仅仅在第三日的下午这一战中,就有七台火龙炮车被击毁,这让江烽也是心痛得捶胸顿足。
要知道这种火龙炮车都算是术法器械中的高端产品了,尤其是复合型的术法器械,本身就有很多不稳定性,价格尤其昂贵不说,而且制作工艺复杂,要让这玩意儿摩擦起火,而且还要在抵达目的地上空是准确的发生炸裂,这其中涉及到许多科学原理和术法道藏的奥义。
就像火龙炮子,在没有出膛之前也就存在危险,结果一辆火龙炮炮身被敌人抛石车击中,甚至引起了爆炸,让己方操纵士卒受伤不少不说,还引燃了周围的投石车和弩车。
平卢军不得不出动了两个营的牙军预备队,同时还将两个营的守备营也拉了上来以充实东门和南门上的防线,这也让王守忠心里有些发冷。
第四天的战事更为惨烈,几乎所有力量都用了上去,但是让王守忠心中稍安的是敌人的攻势也没有那么强了,或者说连续三天的激战,一样让淮右军觉得有些吃不消了。

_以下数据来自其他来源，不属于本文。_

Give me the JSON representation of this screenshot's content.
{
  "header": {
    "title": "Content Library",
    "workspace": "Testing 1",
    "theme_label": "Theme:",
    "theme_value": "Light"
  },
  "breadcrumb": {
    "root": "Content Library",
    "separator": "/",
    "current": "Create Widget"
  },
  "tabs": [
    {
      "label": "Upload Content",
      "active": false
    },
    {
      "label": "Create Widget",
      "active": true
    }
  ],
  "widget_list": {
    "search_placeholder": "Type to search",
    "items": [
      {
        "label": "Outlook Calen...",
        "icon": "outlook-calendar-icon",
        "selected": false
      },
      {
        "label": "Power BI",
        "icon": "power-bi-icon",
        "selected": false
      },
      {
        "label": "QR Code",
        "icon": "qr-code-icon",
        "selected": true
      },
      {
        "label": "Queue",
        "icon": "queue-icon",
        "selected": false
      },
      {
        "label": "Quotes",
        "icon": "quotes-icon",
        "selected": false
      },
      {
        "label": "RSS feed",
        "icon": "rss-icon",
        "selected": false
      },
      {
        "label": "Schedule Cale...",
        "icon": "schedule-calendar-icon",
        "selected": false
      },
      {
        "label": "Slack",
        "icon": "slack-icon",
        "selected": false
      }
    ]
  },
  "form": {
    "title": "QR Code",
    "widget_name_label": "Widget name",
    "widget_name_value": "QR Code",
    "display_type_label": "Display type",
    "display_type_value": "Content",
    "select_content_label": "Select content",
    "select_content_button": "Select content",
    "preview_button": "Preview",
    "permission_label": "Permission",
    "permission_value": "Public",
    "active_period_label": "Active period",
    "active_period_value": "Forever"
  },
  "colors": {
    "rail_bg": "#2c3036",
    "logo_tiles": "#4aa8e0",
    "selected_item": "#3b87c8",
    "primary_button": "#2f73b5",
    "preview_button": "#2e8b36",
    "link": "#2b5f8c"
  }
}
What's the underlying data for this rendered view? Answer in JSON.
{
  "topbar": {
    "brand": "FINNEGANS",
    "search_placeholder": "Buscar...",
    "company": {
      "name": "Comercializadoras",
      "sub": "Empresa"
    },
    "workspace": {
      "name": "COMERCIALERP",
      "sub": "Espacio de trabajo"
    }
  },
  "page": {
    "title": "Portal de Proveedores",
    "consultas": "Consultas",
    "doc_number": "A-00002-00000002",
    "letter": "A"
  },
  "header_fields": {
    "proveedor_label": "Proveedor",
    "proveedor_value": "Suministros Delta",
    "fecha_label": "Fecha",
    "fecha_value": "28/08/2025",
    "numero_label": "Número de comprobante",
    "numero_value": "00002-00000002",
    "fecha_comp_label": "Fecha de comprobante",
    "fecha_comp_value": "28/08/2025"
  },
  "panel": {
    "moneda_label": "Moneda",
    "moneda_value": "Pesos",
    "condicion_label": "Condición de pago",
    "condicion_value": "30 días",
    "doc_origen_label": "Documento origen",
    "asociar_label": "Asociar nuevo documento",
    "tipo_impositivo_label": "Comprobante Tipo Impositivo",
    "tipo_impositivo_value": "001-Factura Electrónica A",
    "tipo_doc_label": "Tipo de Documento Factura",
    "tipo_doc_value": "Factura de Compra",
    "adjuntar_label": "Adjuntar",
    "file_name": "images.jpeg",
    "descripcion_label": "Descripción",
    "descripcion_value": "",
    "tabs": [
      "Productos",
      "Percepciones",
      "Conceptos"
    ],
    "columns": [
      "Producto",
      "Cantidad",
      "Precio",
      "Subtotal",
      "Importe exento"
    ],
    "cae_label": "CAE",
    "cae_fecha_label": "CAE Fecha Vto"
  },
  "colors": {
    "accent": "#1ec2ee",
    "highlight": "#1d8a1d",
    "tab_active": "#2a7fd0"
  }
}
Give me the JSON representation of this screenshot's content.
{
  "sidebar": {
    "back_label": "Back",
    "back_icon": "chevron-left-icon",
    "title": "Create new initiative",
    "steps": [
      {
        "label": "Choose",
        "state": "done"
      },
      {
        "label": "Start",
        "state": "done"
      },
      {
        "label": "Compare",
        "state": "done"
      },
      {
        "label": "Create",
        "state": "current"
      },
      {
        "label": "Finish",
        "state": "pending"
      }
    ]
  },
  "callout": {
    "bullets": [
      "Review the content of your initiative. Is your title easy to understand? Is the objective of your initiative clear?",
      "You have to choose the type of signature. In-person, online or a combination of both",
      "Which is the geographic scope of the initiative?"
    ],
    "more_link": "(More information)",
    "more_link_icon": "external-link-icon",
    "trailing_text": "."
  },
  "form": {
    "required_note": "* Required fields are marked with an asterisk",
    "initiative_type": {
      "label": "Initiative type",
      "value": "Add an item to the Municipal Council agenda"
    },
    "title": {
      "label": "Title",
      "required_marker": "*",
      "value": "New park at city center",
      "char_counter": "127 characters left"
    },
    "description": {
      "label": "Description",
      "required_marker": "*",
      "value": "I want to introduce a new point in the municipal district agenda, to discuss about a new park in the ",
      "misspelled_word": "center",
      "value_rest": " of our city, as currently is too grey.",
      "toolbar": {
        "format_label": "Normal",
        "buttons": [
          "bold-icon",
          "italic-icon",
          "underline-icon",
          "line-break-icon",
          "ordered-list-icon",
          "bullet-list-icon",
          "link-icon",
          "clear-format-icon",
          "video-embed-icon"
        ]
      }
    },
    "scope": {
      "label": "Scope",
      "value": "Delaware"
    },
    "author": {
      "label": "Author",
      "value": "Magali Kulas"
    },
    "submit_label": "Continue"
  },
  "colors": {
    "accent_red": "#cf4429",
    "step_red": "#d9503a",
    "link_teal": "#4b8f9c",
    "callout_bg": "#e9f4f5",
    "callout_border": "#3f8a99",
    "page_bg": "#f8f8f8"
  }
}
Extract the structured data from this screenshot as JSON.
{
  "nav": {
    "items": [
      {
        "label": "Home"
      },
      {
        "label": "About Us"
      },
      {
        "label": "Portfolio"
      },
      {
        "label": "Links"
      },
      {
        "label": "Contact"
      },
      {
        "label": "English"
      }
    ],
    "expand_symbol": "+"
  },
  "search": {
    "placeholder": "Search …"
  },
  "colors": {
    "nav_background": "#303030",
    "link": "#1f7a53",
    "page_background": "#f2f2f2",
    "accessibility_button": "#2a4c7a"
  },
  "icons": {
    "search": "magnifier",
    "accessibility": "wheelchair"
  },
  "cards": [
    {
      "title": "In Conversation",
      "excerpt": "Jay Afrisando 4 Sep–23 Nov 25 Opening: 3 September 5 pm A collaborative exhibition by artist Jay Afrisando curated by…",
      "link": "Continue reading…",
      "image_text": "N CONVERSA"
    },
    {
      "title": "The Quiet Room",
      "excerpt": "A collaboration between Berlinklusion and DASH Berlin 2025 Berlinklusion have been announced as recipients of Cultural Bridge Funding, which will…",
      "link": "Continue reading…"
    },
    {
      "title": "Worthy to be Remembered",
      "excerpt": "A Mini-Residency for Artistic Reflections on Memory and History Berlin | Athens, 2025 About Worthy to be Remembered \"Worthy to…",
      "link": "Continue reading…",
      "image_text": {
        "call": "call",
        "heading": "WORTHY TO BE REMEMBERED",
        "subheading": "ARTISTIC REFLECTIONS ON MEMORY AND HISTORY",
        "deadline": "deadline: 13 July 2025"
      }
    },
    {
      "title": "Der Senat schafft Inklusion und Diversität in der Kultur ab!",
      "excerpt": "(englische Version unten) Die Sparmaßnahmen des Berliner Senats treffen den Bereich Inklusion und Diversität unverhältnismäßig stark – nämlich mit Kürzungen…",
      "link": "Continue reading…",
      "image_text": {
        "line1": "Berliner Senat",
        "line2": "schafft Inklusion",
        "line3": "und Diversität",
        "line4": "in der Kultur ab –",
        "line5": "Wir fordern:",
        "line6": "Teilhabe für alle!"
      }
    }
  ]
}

也该吃不消了,连王守忠自己都觉得有些吃不消了,连续两晚上他都只睡了一个时辰,在东门和北门之间,他不得不兼顾。
南门有张君越还稍微放心一些,术法强弩手专门布设了几个射击点,加上术法师们也把能拿得出手的玩意儿都使将出来了,总算是顶住了敌人攻势,但是再下去呢?
让王守忠更为担心的还是北门。
裹了裹身上的战袍,王守忠没有管脸上的一抹油灰,健步如飞,沿着城墙巡视。
他很清楚这一战他恐怕要败了,淮右军占据绝对优势的远程打击武器和术法力量,让他意识到自己之前太过于托大了,但是归根结底还是自己兵力太过于单薄了。
没错,从战况来看,敌人层出不穷的新式器械的确给己方造成了很大的伤害,但是只要仔细的分析,就会发现,平卢军并非没有应对措施,。
哪怕是恁地恶毒的火龙炮,这是之前他们只闻其名不见其物的东西,但只要见识了其威力,便也能迅速的有针对的拿出应对措施来。
但是每一次敌人的新式器械出炉,都会给己方造成一轮大的伤害,这是王守忠难以接受的。
自己手中只有一万多人,每一次的进攻,敌人依靠器械优势、术法优势以及天位高手的优势,不断撕咬着自己的防线,迫使自己不得不将有生力量投入进去,而这样下去,自己还能坚持几天?
三天?
还是五天?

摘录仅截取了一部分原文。